Can it really be a month since I posted? How things change and yet stay the same. After my mom’s assault her health has declined quite a bit. Still dealing with the nursing home, lawyers and hospitals. But last Thursday I got the now familiar call that my mom was headed back to the hospital. She was having chest discomfort so they took her in. She ended up staying in the emergency room for 17 hours before they got her a room. Then she was there until Monday, with a night in CICU. My dad was so lonely and scared in the nursing home by himself. I refuse to ask, what next, Lord?! My head literally spins with the needs of my family, both extended and here at home. I know God sees a way out of the tunnel I am in, but sometimes I don’t. All I really know for sure is that He loves me. Unconditionally. And I am to model my life after His. Oh, how difficult that is.

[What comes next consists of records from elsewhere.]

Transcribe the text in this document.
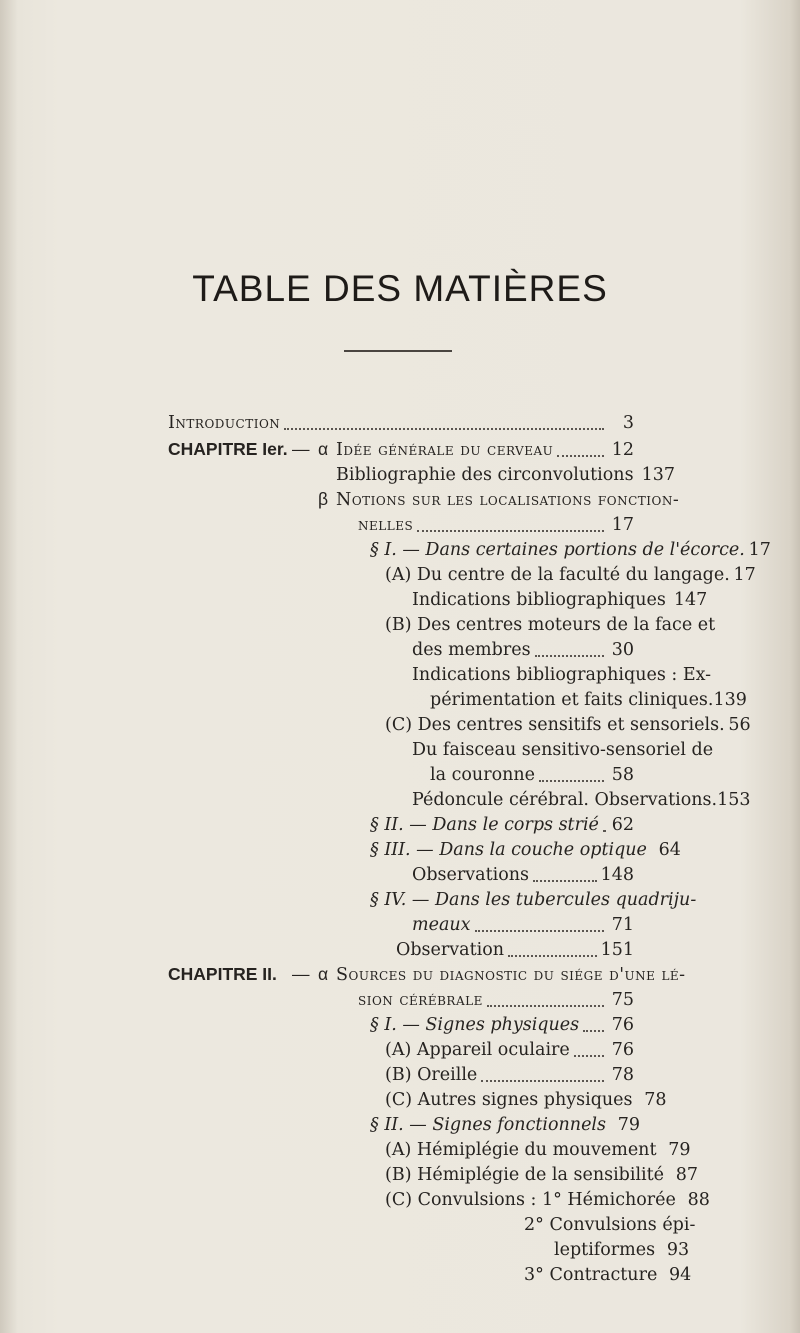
TABLE DES MATIÈRES
Introduction	3
CHAPITRE Ier. — α Idée générale du cerveau	12
Bibliographie des circonvolutions 137
β Notions sur les localisations fonction-
nelles	17
§ I. — Dans certaines portions de l'écorce. 17
(A) Du centre de la faculté du langage. 17
Indications bibliographiques 147
(B) Des centres moteurs de la face et
des membres	30
Indications bibliographiques : Ex-
périmentation et faits cliniques. 139
(C) Des centres sensitifs et sensoriels. 56
Du faisceau sensitivo-sensoriel de
la couronne	58
Pédoncule cérébral. Observations. 153
§ II. — Dans le corps strié 62
§ III. — Dans la couche optique 64
Observations	148
§ IV. — Dans les tubercules quadriju-
meaux	71
Observation	151
CHAPITRE II. — α Sources du diagnostic du siége d'une lé-
sion cérébrale	75
§ I. — Signes physiques 76
(A) Appareil oculaire 76
(B) Oreille	78
(C) Autres signes physiques 78
§ II. — Signes fonctionnels 79
(A) Hémiplégie du mouvement 79
(B) Hémiplégie de la sensibilité 87
(C) Convulsions : 1° Hémichorée 88
2° Convulsions épi-
leptiformes 93
3° Contracture 94
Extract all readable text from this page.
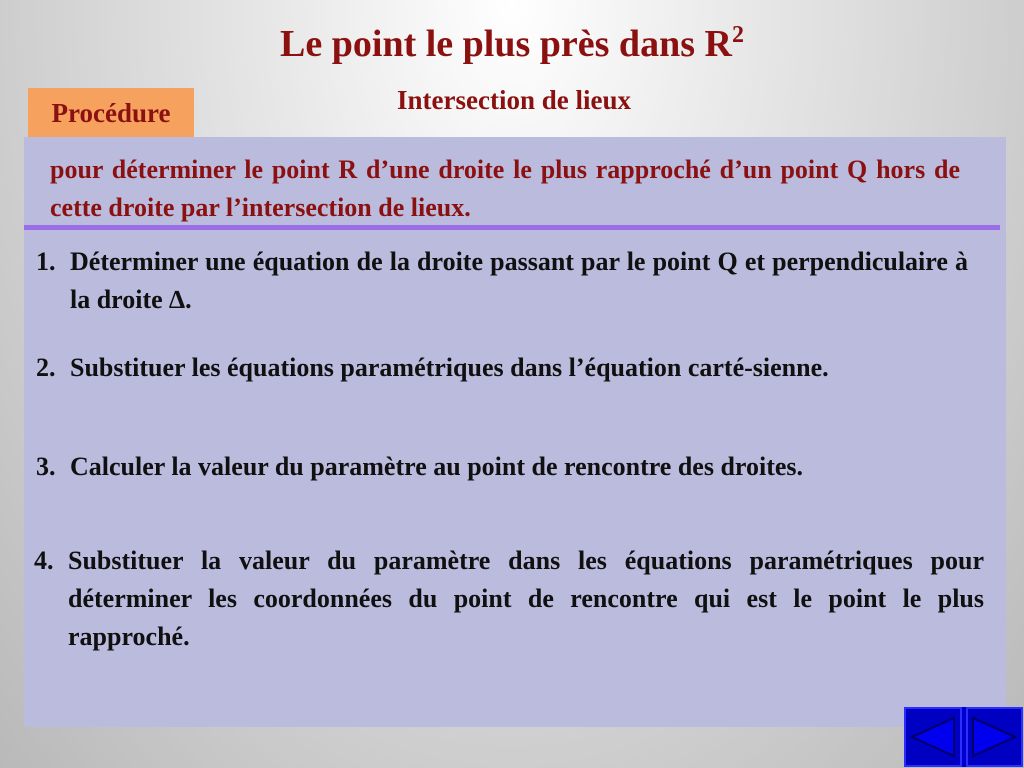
Le point le plus près dans $R^2$
Intersection de lieux
Procédure
pour déterminer le point R d’une droite le plus rapproché d’un point Q hors de cette droite par l’intersection de lieux.
1. Déterminer une équation de la droite passant par le point Q et perpendiculaire à la droite ∆.
2. Substituer les équations paramétriques dans l’équation carté-sienne.
3. Calculer la valeur du paramètre au point de rencontre des droites.
4. Substituer la valeur du paramètre dans les équations paramétriques pour déterminer les coordonnées du point de rencontre qui est le point le plus rapproché.
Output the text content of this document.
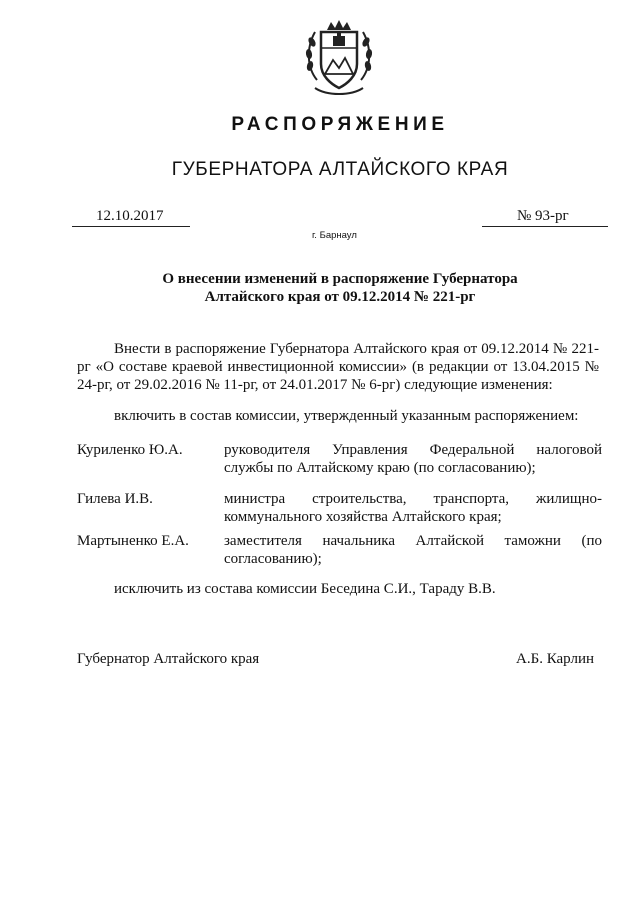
РАСПОРЯЖЕНИЕ
ГУБЕРНАТОРА АЛТАЙСКОГО КРАЯ
12.10.2017	№ 93-рг
г. Барнаул
О внесении изменений в распоряжение Губернатора
Алтайского края от 09.12.2014 № 221-рг
Внести в распоряжение Губернатора Алтайского края от 09.12.2014 № 221-рг «О составе краевой инвестиционной комиссии» (в редакции от 13.04.2015 № 24-рг, от 29.02.2016 № 11-рг, от 24.01.2017 № 6-рг) следующие изменения:
включить в состав комиссии, утвержденный указанным распоряжением:
Куриленко Ю.А.	руководителя Управления Федеральной налоговой
службы по Алтайскому краю (по согласованию);
Гилева И.В.	министра строительства, транспорта, жилищно-
коммунального хозяйства Алтайского края;
Мартыненко Е.А. заместителя начальника Алтайской таможни (по
согласованию);
исключить из состава комиссии Беседина С.И., Тараду В.В.
Губернатор Алтайского края	А.Б. Карлин
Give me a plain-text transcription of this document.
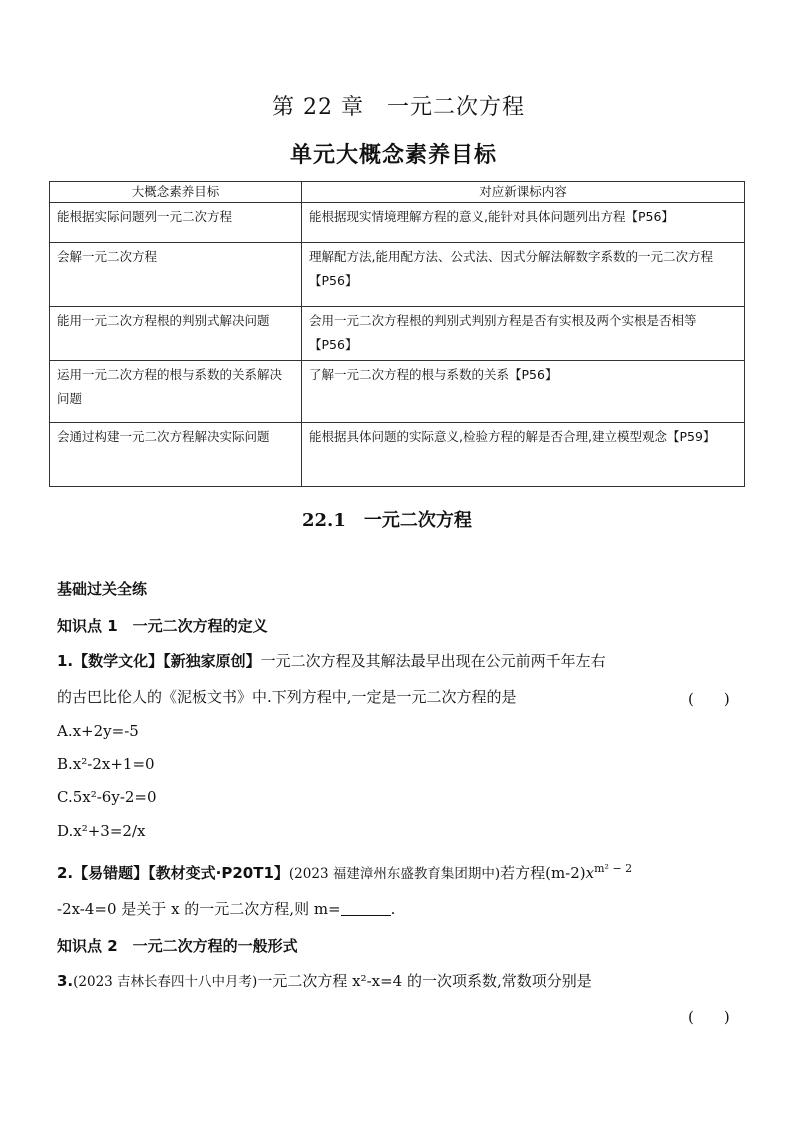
第 22 章　一元二次方程
单元大概念素养目标
大概念素养目标	对应新课标内容
能根据实际问题列一元二次方程	能根据现实情境理解方程的意义,能针对具体问题列出方程【P56】
会解一元二次方程	理解配方法,能用配方法、公式法、因式分解法解数字系数的一元二次方程【P56】
能用一元二次方程根的判别式解决问题	会用一元二次方程根的判别式判别方程是否有实根及两个实根是否相等【P56】
运用一元二次方程的根与系数的关系解决问题	了解一元二次方程的根与系数的关系【P56】
会通过构建一元二次方程解决实际问题	能根据具体问题的实际意义,检验方程的解是否合理,建立模型观念【P59】
22.1　一元二次方程
基础过关全练
知识点 1　一元二次方程的定义
1.【数学文化】【新独家原创】一元二次方程及其解法最早出现在公元前两千年左右
的古巴比伦人的《泥板文书》中.下列方程中,一定是一元二次方程的是	(　　)
A.x+2y=-5
B.x²-2x+1=0
C.5x²-6y-2=0
D.x²+3=2/x
2.【易错题】【教材变式·P20T1】(2023 福建漳州东盛教育集团期中)若方程$(m-2)x^{m^2 - 2}$
-2x-4=0 是关于 x 的一元二次方程,则 m=	.
知识点 2　一元二次方程的一般形式
3.(2023 吉林长春四十八中月考)一元二次方程 x²-x=4 的一次项系数,常数项分别是
(　　)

For those who read my blog with RADishes of their own, know that you are often my lifeline in human form. I read your blogs and am so grateful to know that others have experienced the same difficulty with adoption and children that are traumatized and damaged. God is the ultimate Healer but He can’t do His work unless these children will let Him. And it all starts with us moms. And I’ve been at this for almost 9 years and I still cry at the anger that I’m shown just because I love them. It’s twisted parenting. Seriously. Only if you have a child like this do you understand. And I read the support group postings online, too. This small little club is full of awesome men and women wanting to make a difference in the life of a child. And it’s the hardest thing I’ve ever done. The loneliest journey. The most unfair task. To take the blame for birth parents that did drugs, abused kids and gave them away like they were worthless. Trying to stay sane in the midst of insanity. And homeschool kids that would rather die than learn. Constant manipulation, lies, destruction of property and what I call “the poor orphan mentality.” I have the right to act this way because my parents abandoned me. You have the right to FEEL this way. You don’t have the right to HURT those who love you.
But I see S making strides and wanting my approval desperately. She can be a joy to be around, as long as M isn’t allowed to have any influence over her. She’s not strong enough to resist his anger and manipulation. But she’s getting there. M is stuck. Pure and simple. Stuck with his fears and his “I’m all alone” mentality. Refusing to see the truth. That his “real” parents have stuck with him through thick and thin. And continue to love him, as seemingly impossible as that feels. But love is not a feeling. It’s a choice. Say that with me. Say it again. It’s a choice. If I had to “feel” loving towards these kids they would have been booted out a long time ago. So would my husband, but that’s a different story! It’s the same choice Eve had with the serpent. Turn away from sin or take what looks good and pay the consequences. Everyday we must turn from the sin of our human nature and love unconditionally, rejecting Satan and his influence. Thank the Lord He wants to teach us this lesson over and over……and over and over. Ouch. My kids and your kids are worth the sacrifice. I believe that. I just have to remind myself sometimes. Okay, a lot of the times. Thank God for second chances, for us and our precious children.